Tools to analyze, process and augment the CRLM dataset

CRLM samples: A, B) Images with good quantity of annotations. C, D) Images scarcely annotated.

Installation

  1. Add to your requirements file:

    gcrlm @ https://github.com/giussepi/gcrlm/tarball/main

    and run pip install -r requirements.txt

    or just run

    pip install git+git://github.com/giussepi/gcrlm.git --use-feature=2020-resolver --no-cache-dir

    or just run

    pip install https://github.com/giussepi/gcrlm/tarball/main --use-feature=2020-resolver --no-cache-dir
  2. Make a copy of the configuration file and update it properly

    cp settings.py.template settings.py

  3. Update your main.py following the file main.py.template

Main Features

Basic Operations

Use the CRLM class to review the npdi files, extract annotations, bounding boxes, plot annotations, plot slides, extract masks, create annotations images with some data augmentation, etc. e.g.:

from gcrlm.managers import CRLM

tc = CRLM(index=1, fileroot='/media/giussepi/2_0_TB_Hard_Disk/improved_CRLM_dataset/Annotated - Training set/')
tc.plot_slide()
name, tmpim, mask = tc.extract_annotation_image(1, plot=True)

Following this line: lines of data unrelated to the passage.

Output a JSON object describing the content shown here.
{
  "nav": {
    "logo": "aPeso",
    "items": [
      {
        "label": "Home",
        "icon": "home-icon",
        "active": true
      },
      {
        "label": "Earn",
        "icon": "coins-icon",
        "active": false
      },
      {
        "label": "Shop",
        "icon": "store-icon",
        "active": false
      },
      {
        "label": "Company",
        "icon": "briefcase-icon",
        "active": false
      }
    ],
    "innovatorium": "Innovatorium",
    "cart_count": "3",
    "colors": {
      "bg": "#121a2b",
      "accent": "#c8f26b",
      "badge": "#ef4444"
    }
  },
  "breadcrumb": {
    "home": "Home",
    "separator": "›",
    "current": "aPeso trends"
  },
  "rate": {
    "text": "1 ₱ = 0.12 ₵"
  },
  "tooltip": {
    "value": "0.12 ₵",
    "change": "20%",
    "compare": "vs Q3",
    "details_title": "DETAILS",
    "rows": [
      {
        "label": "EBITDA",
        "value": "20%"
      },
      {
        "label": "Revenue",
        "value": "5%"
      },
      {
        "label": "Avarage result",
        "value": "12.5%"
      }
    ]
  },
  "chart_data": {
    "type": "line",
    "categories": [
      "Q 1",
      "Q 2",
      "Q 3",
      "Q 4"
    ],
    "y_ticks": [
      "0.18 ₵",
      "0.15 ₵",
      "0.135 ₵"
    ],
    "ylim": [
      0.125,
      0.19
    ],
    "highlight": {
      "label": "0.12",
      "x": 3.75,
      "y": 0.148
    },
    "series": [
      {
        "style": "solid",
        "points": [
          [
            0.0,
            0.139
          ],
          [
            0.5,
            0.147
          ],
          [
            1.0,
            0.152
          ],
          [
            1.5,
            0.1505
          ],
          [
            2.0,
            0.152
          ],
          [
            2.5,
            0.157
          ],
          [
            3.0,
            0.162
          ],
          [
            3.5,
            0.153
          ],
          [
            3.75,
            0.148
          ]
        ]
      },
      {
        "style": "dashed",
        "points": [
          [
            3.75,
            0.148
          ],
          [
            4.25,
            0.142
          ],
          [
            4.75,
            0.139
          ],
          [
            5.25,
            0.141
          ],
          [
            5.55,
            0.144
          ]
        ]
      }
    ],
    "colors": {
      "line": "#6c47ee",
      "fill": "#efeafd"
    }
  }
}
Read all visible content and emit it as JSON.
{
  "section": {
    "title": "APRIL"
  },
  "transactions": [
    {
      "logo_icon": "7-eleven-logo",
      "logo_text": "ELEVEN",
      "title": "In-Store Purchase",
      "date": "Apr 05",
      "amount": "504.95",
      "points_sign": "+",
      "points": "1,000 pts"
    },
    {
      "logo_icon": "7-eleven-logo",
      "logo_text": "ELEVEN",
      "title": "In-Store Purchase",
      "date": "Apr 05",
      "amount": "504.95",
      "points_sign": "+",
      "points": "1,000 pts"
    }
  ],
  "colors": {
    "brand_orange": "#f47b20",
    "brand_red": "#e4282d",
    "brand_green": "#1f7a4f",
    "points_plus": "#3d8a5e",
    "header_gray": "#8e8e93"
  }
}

Plot a ROI along with its Annotations

from gcrlm.managers import CRLM

tc = CRLM(index=1, fileroot='/media/giussepi/2_0_TB_Hard_Disk/improved_CRLM_dataset/Annotated - Training set/')
tc.plot_roi(tc.all_rois[0], line_width=2.5)

Split Dataset into train, validation and test

from gcrlm.processors import CRLMSplitDataset, CRLMSmartSplitDataset

# randomly
CRLMSplitDataset(
    dataset_path='/media/giussepi/2_0_TB_Hard_Disk/improved_CRLM_dataset/Annotated - Training set',
    val_size=.1, test_size=.2
)()

# stratified way
CRLMSmartSplitDataset(
    dataset_path='/media/giussepi/2_0_TB_Hard_Disk/improved_CRLM_dataset/Annotated - Training set',
    val_size=.1, test_size=.2
)()

Create Annotation Crops and Masks from one WSI (.ndpi and .ndpa)

Use CRLM.extract_annotations_and_masks to create

from gcrlm.managers import CRLM

tc = CRLM(index=1, fileroot='/media/giussepi/2_0_TB_Hard_Disk/improved_CRLM_dataset/Annotated - Training set/')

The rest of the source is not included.